Definition of Percentile (undefined notation)?

1.2k Views Asked by At

From Loss Models, 4th ed., by Klugman et al.:

Definition 3.6 The $100p^{\text{th}}$ percentile of a random variable is any value $\pi_p$ such that $F\left(\pi_{p^{-}}\right) \leq p \leq F\left(\pi_{p}\right)$.

I have no idea what $\pi_{p^{-}}$ is, and cannot find it defined earlier in the text. Does anyone know what this notation is?

Note: I would prefer a rigorous definition, if available.

2

There are 2 best solutions below

6
On BEST ANSWER

It means the distribution function as you approach from the left. This is because distribution functions are càdlàg, also known as "right continuous with left limit". But they don't have to be continuous from both sides. For example, a step function is allowed as long as a limit exists from the left and it is right continuous, even though the right and left limits are not equal. Therefore, the distribution's left limit will be less than or equal to its right limit--which is its value since it is right continuous.

Update

For example, given the following distribution: $$ F(x) = \begin{cases} 0,\quad&\textrm{for}\;x < 0\\ 0.25\quad&\textrm{for}\;0 \leq x< 0.5\\ 0.5\quad&\textrm{for}\;0.5 \leq x< 1.0\\ 0.75\quad&\textrm{for}\;1.0 \leq x < 1.5\\ 1\quad&\textrm{for}\;x\geq 1.5\\ \end{cases} $$

This is obviously a discrete distribution with: $$ P(x) = \begin{cases} 0.25\quad&\textrm{for}\;x = 0\\ 0.25\quad&\textrm{for}\;x = 0.5\\ 0.25\quad&\textrm{for}\;x = 1.0\\ 0.25\quad&\textrm{for}\;x = 1.5 \end{cases} $$ What is the 30th percentile? Well, it is any value in $(0.5, 1.0]$. So, for example, $0.6$ is the $30^{th}$ percentile (among other values) for this distribution since the left limit is $0.25$, the right limit is $0.5$ and $0.25 \leq 0.3 \leq 0.5$.

1
On

This notation is, in my opinion, a bit of a ham-handed attempt to define percentile for both continuous and discrete distributions (or some combination thereof).

What $\pi_{p^-}$ appears to mean is "some value in the sample space arbitrarily close to, but still strictly less than, $\pi_p$."

Consider a normal distribution, and let's use our conventional notion of percentile.
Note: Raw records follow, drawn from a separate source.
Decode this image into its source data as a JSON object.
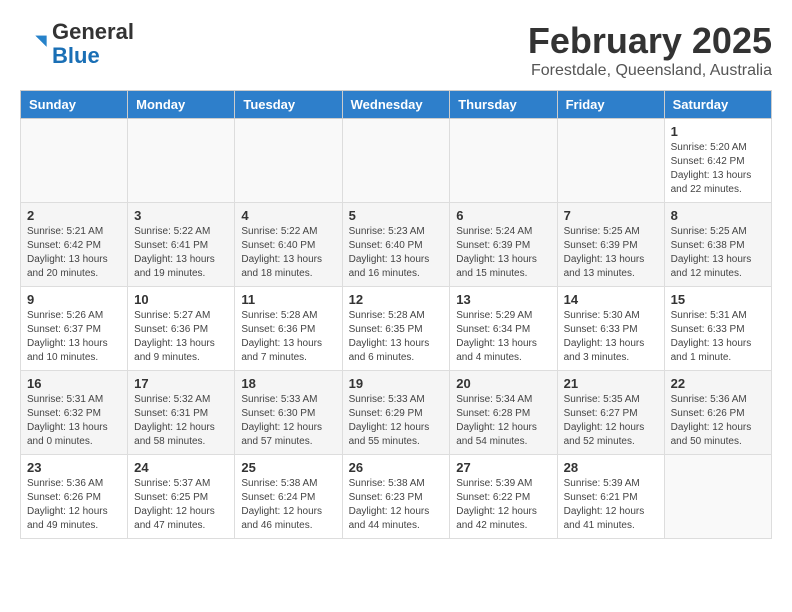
{
  "header": {
    "logo_general": "General",
    "logo_blue": "Blue",
    "title": "February 2025",
    "subtitle": "Forestdale, Queensland, Australia"
  },
  "calendar": {
    "days_of_week": [
      "Sunday",
      "Monday",
      "Tuesday",
      "Wednesday",
      "Thursday",
      "Friday",
      "Saturday"
    ],
    "weeks": [
      [
        {
          "day": "",
          "info": ""
        },
        {
          "day": "",
          "info": ""
        },
        {
          "day": "",
          "info": ""
        },
        {
          "day": "",
          "info": ""
        },
        {
          "day": "",
          "info": ""
        },
        {
          "day": "",
          "info": ""
        },
        {
          "day": "1",
          "info": "Sunrise: 5:20 AM\nSunset: 6:42 PM\nDaylight: 13 hours\nand 22 minutes."
        }
      ],
      [
        {
          "day": "2",
          "info": "Sunrise: 5:21 AM\nSunset: 6:42 PM\nDaylight: 13 hours\nand 20 minutes."
        },
        {
          "day": "3",
          "info": "Sunrise: 5:22 AM\nSunset: 6:41 PM\nDaylight: 13 hours\nand 19 minutes."
        },
        {
          "day": "4",
          "info": "Sunrise: 5:22 AM\nSunset: 6:40 PM\nDaylight: 13 hours\nand 18 minutes."
        },
        {
          "day": "5",
          "info": "Sunrise: 5:23 AM\nSunset: 6:40 PM\nDaylight: 13 hours\nand 16 minutes."
        },
        {
          "day": "6",
          "info": "Sunrise: 5:24 AM\nSunset: 6:39 PM\nDaylight: 13 hours\nand 15 minutes."
        },
        {
          "day": "7",
          "info": "Sunrise: 5:25 AM\nSunset: 6:39 PM\nDaylight: 13 hours\nand 13 minutes."
        },
        {
          "day": "8",
          "info": "Sunrise: 5:25 AM\nSunset: 6:38 PM\nDaylight: 13 hours\nand 12 minutes."
        }
      ],
      [
        {
          "day": "9",
          "info": "Sunrise: 5:26 AM\nSunset: 6:37 PM\nDaylight: 13 hours\nand 10 minutes."
        },
        {
          "day": "10",
          "info": "Sunrise: 5:27 AM\nSunset: 6:36 PM\nDaylight: 13 hours\nand 9 minutes."
        },
        {
          "day": "11",
          "info": "Sunrise: 5:28 AM\nSunset: 6:36 PM\nDaylight: 13 hours\nand 7 minutes."
        },
        {
          "day": "12",
          "info": "Sunrise: 5:28 AM\nSunset: 6:35 PM\nDaylight: 13 hours\nand 6 minutes."
        },
        {
          "day": "13",
          "info": "Sunrise: 5:29 AM\nSunset: 6:34 PM\nDaylight: 13 hours\nand 4 minutes."
        },
        {
          "day": "14",
          "info": "Sunrise: 5:30 AM\nSunset: 6:33 PM\nDaylight: 13 hours\nand 3 minutes."
        },
        {
          "day": "15",
          "info": "Sunrise: 5:31 AM\nSunset: 6:33 PM\nDaylight: 13 hours\nand 1 minute."
        }
      ],
      [
        {
          "day": "16",
          "info": "Sunrise: 5:31 AM\nSunset: 6:32 PM\nDaylight: 13 hours\nand 0 minutes."
        },
        {
          "day": "17",
          "info": "Sunrise: 5:32 AM\nSunset: 6:31 PM\nDaylight: 12 hours\nand 58 minutes."
        },
        {
          "day": "18",
          "info": "Sunrise: 5:33 AM\nSunset: 6:30 PM\nDaylight: 12 hours\nand 57 minutes."
        },
        {
          "day": "19",
          "info": "Sunrise: 5:33 AM\nSunset: 6:29 PM\nDaylight: 12 hours\nand 55 minutes."
        },
        {
          "day": "20",
          "info": "Sunrise: 5:34 AM\nSunset: 6:28 PM\nDaylight: 12 hours\nand 54 minutes."
        },
        {
          "day": "21",
          "info": "Sunrise: 5:35 AM\nSunset: 6:27 PM\nDaylight: 12 hours\nand 52 minutes."
        },
        {
          "day": "22",
          "info": "Sunrise: 5:36 AM\nSunset: 6:26 PM\nDaylight: 12 hours\nand 50 minutes."
        }
      ],
      [
        {
          "day": "23",
          "info": "Sunrise: 5:36 AM\nSunset: 6:26 PM\nDaylight: 12 hours\nand 49 minutes."
        },
        {
          "day": "24",
          "info": "Sunrise: 5:37 AM\nSunset: 6:25 PM\nDaylight: 12 hours\nand 47 minutes."
        },
        {
          "day": "25",
          "info": "Sunrise: 5:38 AM\nSunset: 6:24 PM\nDaylight: 12 hours\nand 46 minutes."
        },
        {
          "day": "26",
          "info": "Sunrise: 5:38 AM\nSunset: 6:23 PM\nDaylight: 12 hours\nand 44 minutes."
        },
        {
          "day": "27",
          "info": "Sunrise: 5:39 AM\nSunset: 6:22 PM\nDaylight: 12 hours\nand 42 minutes."
        },
        {
          "day": "28",
          "info": "Sunrise: 5:39 AM\nSunset: 6:21 PM\nDaylight: 12 hours\nand 41 minutes."
        },
        {
          "day": "",
          "info": ""
        }
      ]
    ]
  }
}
The 50th percentile is quite clearly at zero; $e^{-x^2/2}$ is symmetric about $x=0$, so let $\pi_p = 0$.

$F(\cdot)$ denotes our cumulative distribution function, so $F(\pi_p) = \int_{-\infty}^{\pi_p} f(x)\ dx$ generally, but for a discrete distribution we would interpret it as a Lebesgue integral over a counting measure, but whatever. In this case, we have $F(0) = \frac{1}{\sqrt{2\pi}}\int_{-\infty}^0 \exp \left(-\frac{x^2}{2}\right)\ dx$.

Now, the closest value that we have that is strictly below $F(0)$ would be $F(0^{-})$. We know that we can get arbitrarily close to $0$ from the left, and as we do so, $F$ evaluated at this point gets closer and closer to $F(0)$. So the percentile value is the only value that fits in here. You can formalize the argument using a limit if you'd like.

Now, we may want to look at discrete distributions. In such a case, we can't get arbitrarily close to $\pi_p$, but we can choose the closest thing smaller than $\pi_p$ that is still within the sample space. Therefore, we may define our percentile using the same definition.